De loin, le règlement sur l’espace européen des données de santé (EEDS) fait l’effet d’un texte un peu « niche », d’une excroissance à la vaste stratégie européenne pour la circulation des données dans l’UE. Ce règlement, pourtant, pourrait chambouler les us et politiques des Vingt-Sept en matière de consentement.
Le projet sur la table autorise en effet scientifiques, industriels et gouvernements à utiliser les données de santé des patients « à des fins secondaires » sans recueillir leur consentement…
Opt-out ou Opt-in : sur le terrain, qui dit quoi ?
- De l’industrie pharmaceutique à certaines associations de patients en passant par l’Agence européenne des médicaments, beaucoup poussent pour l’opt-out, de peur qu’un consentement strict ne limite la quantité de données disponibles. « Nous avons constaté qu’une majorité de patients jugent trop lourd d’être sollicité pour la moindre utilisation de leurs données, ce qui in fine nuirait à la recherche », explique Milana Trucl, conseillère politique pour le European Patient’s Forum (EPF), le lobby européen des patients.
Au-delà de la quantité, c’est aussi la qualité qui inquiète. L’opt-in, ajoute-t-elle, « pourrait affecter la représentativité des études ». « Il y a en effet un risque que seuls certains groupes spécifiques permettent le traitement de leurs données, en fonction de leur statut socioéconomique, de la maladie dont ils souffrent, de leur propension à partager des données lorsqu’ils ne sont pas malades, ce qui biaiserait les ensembles disponibles », détaille Teodora Lalova-Spinks, chercheuse postdoctorale à la KU Leuven et auteure d’une thèse sur la répartition équitable du contrôle des données et la responsabilité dans la recherche clinique. Avec l’opt-out, ce risque pourrait être réduit, « mais là encore, il faudrait très soigneusement s’assurer que les données restent aussi représentatives que possible », nuance-t-elle.
- Les organisations de patients, pour lesquelles la disponibilité de données de qualité et en quantité est primordiale, tendent davantage vers l’opt-out, mais avec quelques réserves. Eurordis, qui représente les patients atteints de maladies rares, appelle à favoriser un consentement large, mais ne voit « pas de solution unique ». L’EDF, lui, soutient que l’opt-out devrait être accompagné de mesures permettant d’améliorer la culture numérique en santé, l’accès aux outils numériques ou encore la transparence. « Le consentement ne devrait pas être considéré comme l’alpha et l’omega de la protection des données », abonde Teodora Lalova-Spinks, jugeant tout aussi important de veiller à ce que les citoyens puissent exercer les droits que leur offre le RGPD – droit d’accès, « à l’oubli », à la limitation du traitement, etc. – et être parfaitement informés de l’usage fait de leurs donnés.

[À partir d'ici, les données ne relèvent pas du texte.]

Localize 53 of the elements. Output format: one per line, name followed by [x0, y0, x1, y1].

- Pour les organisations de défense des libertés numériques, représentées à Bruxelles par l’EDRi, l’opt-out reste une option trop légère. Jan Penfrat, conseiller politique de l’organisation, identifie quatre risques que seul l’opt-in permettrait, selon lui, de pallier. Il craint – si l’EEDS reste trop vague sur les finalités de traitement autorisées – que les données soient traitées à des fins que les patients ne soupçonnent ni ne souhaitent. Il met en garde contre une utilisation abusive par les gouvernements, évoquant par exemple la surveillance des recours à l’avortement – dont la Pologne a pris le chemin avec son registre des grossesses. Il s’inquiète des risques de fuite de données et de chantage : l’opt-in permettrait au moins, précise-t-il, que les patients aient la main sur les données exposées. Il redoute, enfin, que l’absence d’opt-in brise le lien de confiance entre le patient et le praticien.